VERITAS — VERITAS stands for Venus Emissivity, Radio Science, InSAR, Topography, and Spectroscopy. Its focus would be on mapping the surface of Venus and gathering data about how and why this planet developed so differently from Earth.

DAVINCI+ — DAVINCI+ stands for Deep Atmosphere Venus Investigation of Noble gases, Chemistry, and Imaging Plus and, as the name suggests, is also looking to go to Venus. Instead of focusing on the planet itself, it would focus on the gases surrounding the planet. One highlight of the potential mission would be sending a probe deep into Venus’ atmosphere. Its goals are to see how Venus’ atmosphere evolved and whether it had an ocean.

IVO — The Io Volcano Observer would visit Io, a moon of Jupiter and the most volcanic body in the Solar System. This mission would get a closer look at Io’s extreme volcanism and try to understand more about the moon’s structure.

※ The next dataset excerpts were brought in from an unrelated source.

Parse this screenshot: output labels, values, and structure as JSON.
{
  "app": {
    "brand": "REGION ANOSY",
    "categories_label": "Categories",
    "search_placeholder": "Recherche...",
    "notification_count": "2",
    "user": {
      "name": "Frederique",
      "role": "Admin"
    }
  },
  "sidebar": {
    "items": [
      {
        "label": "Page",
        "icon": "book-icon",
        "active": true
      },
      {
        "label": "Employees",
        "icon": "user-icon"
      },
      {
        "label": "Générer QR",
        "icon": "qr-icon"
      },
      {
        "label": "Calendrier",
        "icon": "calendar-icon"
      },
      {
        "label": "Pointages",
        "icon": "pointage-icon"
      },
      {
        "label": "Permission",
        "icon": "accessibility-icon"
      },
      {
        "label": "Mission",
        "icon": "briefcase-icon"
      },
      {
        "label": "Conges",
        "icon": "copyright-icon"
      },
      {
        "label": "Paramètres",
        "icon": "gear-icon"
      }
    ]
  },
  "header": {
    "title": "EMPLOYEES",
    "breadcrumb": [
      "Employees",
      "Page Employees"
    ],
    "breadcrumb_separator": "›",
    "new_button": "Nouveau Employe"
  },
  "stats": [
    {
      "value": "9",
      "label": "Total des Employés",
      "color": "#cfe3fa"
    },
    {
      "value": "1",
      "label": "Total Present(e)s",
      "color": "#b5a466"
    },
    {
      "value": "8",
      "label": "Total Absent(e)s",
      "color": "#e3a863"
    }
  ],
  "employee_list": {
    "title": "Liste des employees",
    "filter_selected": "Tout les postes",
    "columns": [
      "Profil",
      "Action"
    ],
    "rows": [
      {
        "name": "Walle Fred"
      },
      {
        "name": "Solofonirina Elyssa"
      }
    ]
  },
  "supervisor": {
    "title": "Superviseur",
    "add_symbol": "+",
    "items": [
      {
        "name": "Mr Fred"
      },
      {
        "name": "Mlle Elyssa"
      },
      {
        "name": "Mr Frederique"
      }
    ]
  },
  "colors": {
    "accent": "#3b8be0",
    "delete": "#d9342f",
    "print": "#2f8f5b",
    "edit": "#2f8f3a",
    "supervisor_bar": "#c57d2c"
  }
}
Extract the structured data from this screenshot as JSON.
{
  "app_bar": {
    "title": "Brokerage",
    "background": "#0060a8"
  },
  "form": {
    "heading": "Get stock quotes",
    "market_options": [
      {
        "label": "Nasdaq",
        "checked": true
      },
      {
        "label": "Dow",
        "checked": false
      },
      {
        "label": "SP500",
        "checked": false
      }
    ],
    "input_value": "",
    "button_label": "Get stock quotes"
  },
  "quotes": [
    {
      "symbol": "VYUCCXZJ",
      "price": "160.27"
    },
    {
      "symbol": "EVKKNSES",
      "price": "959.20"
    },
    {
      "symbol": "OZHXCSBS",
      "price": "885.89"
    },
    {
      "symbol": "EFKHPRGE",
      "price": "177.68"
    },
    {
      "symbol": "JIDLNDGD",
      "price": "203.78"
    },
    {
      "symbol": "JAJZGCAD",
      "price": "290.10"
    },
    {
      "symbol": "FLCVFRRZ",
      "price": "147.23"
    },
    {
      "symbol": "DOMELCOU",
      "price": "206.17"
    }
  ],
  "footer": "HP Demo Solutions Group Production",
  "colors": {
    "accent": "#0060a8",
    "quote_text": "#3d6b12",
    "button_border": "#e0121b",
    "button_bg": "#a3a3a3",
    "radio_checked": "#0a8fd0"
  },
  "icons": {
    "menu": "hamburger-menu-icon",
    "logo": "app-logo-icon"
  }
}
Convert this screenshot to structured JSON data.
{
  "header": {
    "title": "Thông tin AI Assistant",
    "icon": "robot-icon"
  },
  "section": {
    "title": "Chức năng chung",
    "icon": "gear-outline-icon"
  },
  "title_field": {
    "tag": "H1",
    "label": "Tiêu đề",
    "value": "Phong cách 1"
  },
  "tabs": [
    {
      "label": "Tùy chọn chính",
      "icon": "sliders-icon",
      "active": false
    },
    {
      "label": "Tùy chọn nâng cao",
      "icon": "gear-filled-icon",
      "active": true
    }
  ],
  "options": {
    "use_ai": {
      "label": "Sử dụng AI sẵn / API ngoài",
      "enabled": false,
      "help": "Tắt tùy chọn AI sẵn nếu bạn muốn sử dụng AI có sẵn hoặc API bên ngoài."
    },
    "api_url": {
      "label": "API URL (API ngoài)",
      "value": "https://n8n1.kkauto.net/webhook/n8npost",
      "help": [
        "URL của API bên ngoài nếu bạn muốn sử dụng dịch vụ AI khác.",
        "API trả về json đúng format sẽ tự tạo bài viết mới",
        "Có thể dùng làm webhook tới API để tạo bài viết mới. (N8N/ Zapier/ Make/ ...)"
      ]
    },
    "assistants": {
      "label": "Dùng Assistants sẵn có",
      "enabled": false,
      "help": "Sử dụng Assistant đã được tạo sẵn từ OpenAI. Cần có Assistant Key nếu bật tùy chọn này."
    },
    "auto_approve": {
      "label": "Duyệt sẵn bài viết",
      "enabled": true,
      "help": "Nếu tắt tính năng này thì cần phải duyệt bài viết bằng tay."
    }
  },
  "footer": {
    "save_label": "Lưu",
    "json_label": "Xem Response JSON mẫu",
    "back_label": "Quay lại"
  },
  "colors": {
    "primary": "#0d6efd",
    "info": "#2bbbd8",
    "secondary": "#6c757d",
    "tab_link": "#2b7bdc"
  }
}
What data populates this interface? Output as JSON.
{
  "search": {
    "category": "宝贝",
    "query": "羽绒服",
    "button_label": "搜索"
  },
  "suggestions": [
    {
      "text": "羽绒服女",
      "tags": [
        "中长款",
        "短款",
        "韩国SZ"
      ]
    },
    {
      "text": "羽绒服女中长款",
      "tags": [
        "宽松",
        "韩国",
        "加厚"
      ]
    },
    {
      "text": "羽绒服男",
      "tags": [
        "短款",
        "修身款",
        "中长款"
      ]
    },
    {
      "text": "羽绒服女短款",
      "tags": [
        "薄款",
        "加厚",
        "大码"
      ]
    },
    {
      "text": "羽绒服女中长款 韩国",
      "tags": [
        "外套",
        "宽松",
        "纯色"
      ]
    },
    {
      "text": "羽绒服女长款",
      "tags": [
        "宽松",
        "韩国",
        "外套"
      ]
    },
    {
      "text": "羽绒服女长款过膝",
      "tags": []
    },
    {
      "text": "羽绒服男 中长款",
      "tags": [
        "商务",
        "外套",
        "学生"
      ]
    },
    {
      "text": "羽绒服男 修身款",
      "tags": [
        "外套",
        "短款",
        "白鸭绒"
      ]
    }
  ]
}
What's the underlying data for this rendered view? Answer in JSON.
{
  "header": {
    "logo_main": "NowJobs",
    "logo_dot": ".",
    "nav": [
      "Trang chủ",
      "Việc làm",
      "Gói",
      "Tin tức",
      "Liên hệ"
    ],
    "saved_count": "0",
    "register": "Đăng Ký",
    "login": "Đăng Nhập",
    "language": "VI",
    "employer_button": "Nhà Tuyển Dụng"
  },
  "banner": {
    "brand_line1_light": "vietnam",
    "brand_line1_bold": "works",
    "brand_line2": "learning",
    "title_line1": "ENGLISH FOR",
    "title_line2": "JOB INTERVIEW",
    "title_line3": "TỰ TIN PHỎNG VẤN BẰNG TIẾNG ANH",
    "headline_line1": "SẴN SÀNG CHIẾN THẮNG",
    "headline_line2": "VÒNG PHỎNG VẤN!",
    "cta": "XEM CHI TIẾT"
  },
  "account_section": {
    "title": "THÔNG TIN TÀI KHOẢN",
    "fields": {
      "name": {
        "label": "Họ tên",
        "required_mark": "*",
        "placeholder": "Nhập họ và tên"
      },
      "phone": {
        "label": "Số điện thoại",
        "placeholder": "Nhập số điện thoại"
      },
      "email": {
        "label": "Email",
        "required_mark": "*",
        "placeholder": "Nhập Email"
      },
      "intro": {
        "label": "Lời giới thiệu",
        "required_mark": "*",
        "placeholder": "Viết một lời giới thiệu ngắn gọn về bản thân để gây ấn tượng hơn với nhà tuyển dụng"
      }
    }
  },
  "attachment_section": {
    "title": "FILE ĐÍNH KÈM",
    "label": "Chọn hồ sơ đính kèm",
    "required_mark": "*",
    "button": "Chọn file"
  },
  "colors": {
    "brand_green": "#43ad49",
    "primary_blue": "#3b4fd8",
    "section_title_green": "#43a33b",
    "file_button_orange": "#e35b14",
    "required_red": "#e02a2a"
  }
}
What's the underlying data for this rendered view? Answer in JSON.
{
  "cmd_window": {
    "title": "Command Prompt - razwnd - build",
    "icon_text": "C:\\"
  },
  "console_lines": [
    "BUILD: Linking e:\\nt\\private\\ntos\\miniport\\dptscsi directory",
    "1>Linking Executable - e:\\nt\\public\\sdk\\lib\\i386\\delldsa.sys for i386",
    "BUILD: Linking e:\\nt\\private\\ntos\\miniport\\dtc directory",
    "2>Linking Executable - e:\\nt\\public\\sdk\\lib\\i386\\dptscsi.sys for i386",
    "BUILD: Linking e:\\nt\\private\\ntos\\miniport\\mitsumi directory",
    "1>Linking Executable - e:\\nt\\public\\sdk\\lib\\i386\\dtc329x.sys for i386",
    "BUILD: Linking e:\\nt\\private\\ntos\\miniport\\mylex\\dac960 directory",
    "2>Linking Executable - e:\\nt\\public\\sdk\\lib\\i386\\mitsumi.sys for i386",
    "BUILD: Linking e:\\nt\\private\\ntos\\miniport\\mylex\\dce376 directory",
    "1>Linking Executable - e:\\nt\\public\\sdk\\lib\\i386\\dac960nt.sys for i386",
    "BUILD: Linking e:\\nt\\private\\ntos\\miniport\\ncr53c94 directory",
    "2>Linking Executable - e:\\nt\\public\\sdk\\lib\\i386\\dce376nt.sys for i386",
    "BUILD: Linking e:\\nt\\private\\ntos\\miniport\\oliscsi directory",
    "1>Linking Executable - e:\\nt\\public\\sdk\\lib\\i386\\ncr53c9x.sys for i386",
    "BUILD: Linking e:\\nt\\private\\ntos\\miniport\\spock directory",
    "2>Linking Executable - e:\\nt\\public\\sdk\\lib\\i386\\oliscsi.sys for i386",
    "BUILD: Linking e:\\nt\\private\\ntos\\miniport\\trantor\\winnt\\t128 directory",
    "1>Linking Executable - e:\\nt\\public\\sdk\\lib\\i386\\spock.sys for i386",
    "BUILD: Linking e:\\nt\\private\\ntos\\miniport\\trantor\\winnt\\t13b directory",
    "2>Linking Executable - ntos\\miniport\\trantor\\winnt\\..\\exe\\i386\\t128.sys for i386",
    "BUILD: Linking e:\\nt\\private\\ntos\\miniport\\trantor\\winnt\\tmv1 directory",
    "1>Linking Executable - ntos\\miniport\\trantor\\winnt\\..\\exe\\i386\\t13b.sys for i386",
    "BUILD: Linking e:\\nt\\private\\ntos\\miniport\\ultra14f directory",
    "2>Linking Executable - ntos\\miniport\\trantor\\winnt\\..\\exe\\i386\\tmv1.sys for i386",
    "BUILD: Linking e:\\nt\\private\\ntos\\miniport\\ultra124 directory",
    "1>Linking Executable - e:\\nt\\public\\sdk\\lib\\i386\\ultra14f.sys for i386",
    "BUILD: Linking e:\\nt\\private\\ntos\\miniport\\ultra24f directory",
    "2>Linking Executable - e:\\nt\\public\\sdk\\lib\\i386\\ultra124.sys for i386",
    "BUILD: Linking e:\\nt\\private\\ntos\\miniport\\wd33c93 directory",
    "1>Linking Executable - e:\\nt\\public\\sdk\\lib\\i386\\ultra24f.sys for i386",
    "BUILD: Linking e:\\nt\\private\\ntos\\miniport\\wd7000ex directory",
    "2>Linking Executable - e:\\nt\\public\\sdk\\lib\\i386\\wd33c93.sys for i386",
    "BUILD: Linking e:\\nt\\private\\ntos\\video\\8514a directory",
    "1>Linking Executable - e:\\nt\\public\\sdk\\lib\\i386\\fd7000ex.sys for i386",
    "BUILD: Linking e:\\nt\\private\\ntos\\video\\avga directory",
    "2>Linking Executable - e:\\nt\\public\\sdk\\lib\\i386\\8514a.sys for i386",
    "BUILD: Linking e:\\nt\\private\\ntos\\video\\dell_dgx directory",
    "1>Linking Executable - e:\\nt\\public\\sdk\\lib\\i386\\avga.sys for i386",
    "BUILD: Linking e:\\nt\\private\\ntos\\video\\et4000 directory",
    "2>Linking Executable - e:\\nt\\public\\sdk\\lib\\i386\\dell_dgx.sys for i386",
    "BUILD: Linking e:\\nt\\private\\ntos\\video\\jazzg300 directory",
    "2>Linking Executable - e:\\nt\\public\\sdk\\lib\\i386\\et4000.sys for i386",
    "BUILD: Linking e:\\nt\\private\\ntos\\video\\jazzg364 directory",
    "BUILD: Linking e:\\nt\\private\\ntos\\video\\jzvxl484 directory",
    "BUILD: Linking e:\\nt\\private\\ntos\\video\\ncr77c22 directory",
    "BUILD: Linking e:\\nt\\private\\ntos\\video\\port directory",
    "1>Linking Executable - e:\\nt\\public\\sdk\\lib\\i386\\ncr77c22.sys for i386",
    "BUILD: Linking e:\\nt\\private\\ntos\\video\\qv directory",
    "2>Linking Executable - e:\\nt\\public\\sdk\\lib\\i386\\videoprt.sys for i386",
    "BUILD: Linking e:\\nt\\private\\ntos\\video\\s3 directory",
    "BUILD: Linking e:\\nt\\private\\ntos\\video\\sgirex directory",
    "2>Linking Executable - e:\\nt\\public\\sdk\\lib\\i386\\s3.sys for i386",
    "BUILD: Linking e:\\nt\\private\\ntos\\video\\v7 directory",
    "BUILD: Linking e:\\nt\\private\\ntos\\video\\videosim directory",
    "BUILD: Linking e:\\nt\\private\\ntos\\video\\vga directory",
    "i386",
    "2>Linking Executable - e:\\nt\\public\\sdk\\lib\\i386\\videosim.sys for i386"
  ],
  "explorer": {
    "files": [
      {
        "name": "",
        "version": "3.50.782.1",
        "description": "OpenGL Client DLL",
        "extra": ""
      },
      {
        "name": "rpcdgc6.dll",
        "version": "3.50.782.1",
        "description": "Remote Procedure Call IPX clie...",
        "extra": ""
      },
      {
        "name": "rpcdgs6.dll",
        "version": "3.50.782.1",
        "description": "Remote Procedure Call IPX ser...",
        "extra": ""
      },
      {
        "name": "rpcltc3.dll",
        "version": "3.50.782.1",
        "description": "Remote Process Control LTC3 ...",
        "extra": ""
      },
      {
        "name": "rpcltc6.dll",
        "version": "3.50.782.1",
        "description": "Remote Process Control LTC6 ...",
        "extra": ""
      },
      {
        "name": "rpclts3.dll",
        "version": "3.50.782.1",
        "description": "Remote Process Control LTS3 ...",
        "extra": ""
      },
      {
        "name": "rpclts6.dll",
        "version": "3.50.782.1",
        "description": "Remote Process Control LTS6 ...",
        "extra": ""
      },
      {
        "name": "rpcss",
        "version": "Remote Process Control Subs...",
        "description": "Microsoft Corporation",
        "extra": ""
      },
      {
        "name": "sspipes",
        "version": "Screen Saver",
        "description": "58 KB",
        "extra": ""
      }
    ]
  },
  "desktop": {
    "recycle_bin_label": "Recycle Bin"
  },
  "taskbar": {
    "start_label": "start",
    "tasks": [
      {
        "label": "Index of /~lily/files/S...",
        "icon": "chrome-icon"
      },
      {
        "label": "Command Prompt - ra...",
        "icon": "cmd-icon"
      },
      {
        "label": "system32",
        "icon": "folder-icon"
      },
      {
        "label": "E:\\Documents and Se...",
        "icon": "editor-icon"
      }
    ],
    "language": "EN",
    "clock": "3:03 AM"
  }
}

Trident — The only non-acronymed proposal in the bunch, Trident would visit Triton, one of Neptune’s moons. The flyby mission would map the moon’s surface, and would look for clues as to whether the moon really has a predicted subsurface ocean.

Current Discovery missions include the Lunar Reconnaissance Orbiter (LRO) and the Mars InSight probe. The track records of the projects have been mixed. While the LRO has been in orbit around the Moon since 2009, and continues to collect valuable data, the InSight lander ran into trouble last year when a burrowing heat probe unexpectedly popped back up out of the Martian surface.

Two other Discovery-class missions were selected in 2017 and will launch in the next few years. Lucy will launch in 2021 and will explore seven asteroids, while Psyche will launch in 2023 and will explore a giant metal asteroid.

A final decision on which of the four newest projects will become fully funded missions is expected next year.